The FCA said that is acknowledges the findings in the report and that LCF’s collapse has had a significant impact on the lives of many individuals who invested money they could not afford to lose. In a statement the regulator said: “We are very sorry for the errors we made in our handling of this case. We accepted, and have committed to implementing, each of the recommendations which Dame Elizabeth Gloster made for the FCA in her review.”
Together with the Serious Fraud Office (SFO), the FCA is continuing to investigate the circumstances surrounding the sale of mini-bonds issued by LCF.
The regulator also apologised for its handing of the FCA’s handling of the Connaught Income Fund Series 1 and connected companies.
The regulator said that following the independent review into its handing of Connaught, it has reconsidered the issue of remedies to the majority of complaints that were investigated in 2017 and has determined that “an apology is the most appropriate remedy in the circumstances.”
The regulator will be contacting Connaught complainants directly to provide its apology but did not mention any compensation payments.
Treasury minister John Glen yesterday announced a £120m government-backed compensation scheme for LCF mini-bond victims which will pay up to 80% of losses up to a maximum of £68,000.
He said the government would establish a scheme that would be available to all LCF bondholders, including those who have not already received compensation from the Financial Services Compensation Scheme.
PIMFA, the trade association for wealth management, investment services and the financial advice industry welcomed the government-funded scheme saying that is "right that the government is stepping in."
Tim Fassam, director of government relations and policy at PIMFA, said: "While we welcome this move, we have always been clear that any consumer who is in need of compensation has, by definition, received a poor outcome that it would have been better to avoid in the first place.

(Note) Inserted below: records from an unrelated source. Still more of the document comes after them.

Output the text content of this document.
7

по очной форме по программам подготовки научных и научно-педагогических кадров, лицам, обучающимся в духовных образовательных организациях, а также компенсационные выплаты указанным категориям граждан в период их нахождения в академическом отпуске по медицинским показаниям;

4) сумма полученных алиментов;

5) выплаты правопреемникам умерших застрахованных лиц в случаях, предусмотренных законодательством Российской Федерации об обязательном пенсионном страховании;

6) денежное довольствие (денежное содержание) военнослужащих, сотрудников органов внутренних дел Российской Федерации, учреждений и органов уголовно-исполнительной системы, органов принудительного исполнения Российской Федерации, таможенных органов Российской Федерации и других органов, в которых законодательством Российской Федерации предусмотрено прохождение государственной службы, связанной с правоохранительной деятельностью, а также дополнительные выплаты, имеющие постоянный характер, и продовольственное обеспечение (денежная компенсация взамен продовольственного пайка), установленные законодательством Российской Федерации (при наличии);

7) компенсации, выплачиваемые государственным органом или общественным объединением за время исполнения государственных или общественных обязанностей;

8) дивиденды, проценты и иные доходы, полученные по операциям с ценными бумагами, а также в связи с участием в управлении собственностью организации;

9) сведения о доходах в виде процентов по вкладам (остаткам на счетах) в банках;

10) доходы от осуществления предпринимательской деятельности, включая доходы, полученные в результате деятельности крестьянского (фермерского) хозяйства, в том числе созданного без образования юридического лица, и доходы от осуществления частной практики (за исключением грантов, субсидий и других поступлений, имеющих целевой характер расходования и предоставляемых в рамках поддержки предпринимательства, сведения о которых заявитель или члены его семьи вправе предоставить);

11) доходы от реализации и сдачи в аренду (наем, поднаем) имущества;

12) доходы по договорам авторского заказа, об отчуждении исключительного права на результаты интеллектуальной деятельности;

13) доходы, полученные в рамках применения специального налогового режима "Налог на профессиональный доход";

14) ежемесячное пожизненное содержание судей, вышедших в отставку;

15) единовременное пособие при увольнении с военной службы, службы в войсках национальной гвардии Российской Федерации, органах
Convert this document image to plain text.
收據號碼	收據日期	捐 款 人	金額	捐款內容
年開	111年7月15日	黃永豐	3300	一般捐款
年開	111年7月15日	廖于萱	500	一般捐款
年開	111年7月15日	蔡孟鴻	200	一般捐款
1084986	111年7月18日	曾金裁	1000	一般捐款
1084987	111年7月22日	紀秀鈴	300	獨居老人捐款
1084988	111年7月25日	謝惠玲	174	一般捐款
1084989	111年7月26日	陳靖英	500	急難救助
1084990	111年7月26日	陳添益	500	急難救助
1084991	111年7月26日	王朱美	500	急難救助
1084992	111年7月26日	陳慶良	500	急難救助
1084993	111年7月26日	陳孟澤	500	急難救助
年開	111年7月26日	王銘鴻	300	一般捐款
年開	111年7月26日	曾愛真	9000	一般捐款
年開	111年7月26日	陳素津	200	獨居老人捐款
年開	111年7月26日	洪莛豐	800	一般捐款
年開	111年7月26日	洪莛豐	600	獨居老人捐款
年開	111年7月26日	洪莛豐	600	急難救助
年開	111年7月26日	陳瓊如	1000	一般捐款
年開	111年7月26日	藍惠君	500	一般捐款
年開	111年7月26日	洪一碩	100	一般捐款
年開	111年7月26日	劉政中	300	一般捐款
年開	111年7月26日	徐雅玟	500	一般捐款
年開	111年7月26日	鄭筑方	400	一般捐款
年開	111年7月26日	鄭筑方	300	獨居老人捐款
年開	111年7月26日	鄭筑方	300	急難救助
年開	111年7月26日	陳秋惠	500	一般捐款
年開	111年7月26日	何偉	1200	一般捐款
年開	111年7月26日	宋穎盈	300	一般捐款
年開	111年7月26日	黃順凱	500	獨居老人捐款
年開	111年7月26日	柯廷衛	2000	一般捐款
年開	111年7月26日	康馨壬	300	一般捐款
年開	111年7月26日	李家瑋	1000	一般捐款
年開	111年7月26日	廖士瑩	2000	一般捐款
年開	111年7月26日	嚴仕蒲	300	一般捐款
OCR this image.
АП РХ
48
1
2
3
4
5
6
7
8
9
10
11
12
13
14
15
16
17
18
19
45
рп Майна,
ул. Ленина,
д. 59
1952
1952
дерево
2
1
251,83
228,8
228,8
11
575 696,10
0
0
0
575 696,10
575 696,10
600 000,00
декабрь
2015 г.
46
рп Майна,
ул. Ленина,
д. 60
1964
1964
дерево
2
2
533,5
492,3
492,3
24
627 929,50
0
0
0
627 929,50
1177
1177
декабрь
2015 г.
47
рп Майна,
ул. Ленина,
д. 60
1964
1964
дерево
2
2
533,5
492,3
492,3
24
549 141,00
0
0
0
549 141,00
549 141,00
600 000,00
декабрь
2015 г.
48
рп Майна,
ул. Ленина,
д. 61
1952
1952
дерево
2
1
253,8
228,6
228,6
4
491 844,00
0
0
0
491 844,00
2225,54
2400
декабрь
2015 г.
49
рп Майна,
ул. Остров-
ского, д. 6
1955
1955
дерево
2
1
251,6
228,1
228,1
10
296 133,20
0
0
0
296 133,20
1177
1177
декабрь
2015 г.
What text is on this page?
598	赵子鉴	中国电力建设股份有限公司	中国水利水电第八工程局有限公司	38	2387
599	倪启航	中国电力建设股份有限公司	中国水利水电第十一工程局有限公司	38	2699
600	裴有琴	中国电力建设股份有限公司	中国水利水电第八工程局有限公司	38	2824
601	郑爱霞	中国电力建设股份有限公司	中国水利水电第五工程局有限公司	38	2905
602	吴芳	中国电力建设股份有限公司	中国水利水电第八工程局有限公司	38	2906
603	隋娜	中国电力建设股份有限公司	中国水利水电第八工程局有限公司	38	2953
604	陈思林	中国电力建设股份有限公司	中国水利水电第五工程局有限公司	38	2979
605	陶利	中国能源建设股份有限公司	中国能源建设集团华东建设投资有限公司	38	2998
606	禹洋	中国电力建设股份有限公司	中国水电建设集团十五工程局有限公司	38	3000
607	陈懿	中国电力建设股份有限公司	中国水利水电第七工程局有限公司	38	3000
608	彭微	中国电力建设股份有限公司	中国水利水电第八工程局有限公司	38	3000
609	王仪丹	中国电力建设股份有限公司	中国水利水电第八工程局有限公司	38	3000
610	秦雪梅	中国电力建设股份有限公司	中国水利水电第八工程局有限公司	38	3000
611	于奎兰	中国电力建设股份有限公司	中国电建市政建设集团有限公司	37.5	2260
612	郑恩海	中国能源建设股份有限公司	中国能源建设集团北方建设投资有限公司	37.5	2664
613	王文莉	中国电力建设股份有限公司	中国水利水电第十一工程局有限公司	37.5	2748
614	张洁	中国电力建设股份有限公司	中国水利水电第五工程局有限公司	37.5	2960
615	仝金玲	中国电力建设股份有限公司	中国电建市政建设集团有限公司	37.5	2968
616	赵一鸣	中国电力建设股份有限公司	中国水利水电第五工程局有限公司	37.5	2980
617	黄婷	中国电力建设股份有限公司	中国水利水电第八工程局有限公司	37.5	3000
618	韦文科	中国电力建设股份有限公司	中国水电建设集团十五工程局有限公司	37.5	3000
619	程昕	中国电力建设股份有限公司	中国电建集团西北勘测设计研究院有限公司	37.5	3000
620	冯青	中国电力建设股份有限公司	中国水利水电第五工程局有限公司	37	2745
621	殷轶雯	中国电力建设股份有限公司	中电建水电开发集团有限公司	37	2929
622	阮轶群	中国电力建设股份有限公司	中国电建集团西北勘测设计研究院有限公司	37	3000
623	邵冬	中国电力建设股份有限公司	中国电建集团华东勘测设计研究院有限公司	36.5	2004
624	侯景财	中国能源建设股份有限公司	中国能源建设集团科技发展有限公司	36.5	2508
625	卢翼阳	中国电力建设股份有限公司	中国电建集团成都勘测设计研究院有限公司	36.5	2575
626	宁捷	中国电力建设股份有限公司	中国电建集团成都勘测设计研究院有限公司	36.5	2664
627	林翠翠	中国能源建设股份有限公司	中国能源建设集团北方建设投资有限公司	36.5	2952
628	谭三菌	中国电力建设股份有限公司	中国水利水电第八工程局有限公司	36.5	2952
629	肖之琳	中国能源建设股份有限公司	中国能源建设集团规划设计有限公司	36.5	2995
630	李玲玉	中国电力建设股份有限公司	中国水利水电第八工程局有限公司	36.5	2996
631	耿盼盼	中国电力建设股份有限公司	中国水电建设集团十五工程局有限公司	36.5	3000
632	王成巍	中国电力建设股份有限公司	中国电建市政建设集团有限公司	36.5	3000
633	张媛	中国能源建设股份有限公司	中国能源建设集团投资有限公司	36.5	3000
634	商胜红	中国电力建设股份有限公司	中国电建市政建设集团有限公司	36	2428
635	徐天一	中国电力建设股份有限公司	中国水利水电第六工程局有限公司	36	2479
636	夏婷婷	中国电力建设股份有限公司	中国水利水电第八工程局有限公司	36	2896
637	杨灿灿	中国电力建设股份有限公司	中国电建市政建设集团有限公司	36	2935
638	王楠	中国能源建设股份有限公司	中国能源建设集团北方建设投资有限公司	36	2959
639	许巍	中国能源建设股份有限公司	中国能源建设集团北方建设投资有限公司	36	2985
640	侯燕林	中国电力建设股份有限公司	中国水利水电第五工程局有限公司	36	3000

“To this end, we welcome moves by the Government to consult on bringing the issuance of mini-bonds within the regulatory perimeter; a move which, in combination with the promotion of unregulated investments becoming a regulated activity, will reduce consumer harm in future.”
Some 11,625 investors lost savings worth a total of £237m when LCF collapsed with the majority so far not compensated by the FSCS due to questions about whether their investments were regulated or not.
Mr Glen, economic secretary, said the government-funded scheme was being set up due to “the unique and exceptional nature of the situation concerning London Capital & Finance (LCF).”
The government scheme will provide 80% of LCF bondholders’ initial investment up to a maximum of £68,000. Where bondholders have received interest payments from LCF or distributions from the administrators, Smith & Williamson, these will be deducted from the amount of compensation payable.
The scheme will be available to all LCF bondholders who have not already received compensation from the Financial Services Compensation Scheme (FSCS) and represents 80% of the compensation they could have received had they been eligible for FSCS protection, which is capped at £85,000.
The FSCS has so far paid out £57m to around 2,800 LCF bondholders, about a quarter of those who lost money. It has been considering the remaining cases.
Around 97% of all LCF bondholders invested less than £85,000 and therefore will not reach the compensation cap under either the government scheme or the FSCS, Mr Glen said.
Mr Glen said the government expects to pay out around £120 million compensation to around 8,800 people in total and to have paid all bondholders within 6 months of securing the necessary primary legislation, which it will bring forward as soon as parliamentary time allows.
In its latest statement the regulator added: “We are making good progress in implementing the recommendations in Dame Elizabeth Gloster’s review and continue to reform the way the FCA operates through our transformation programme, to better protect consumers in future.”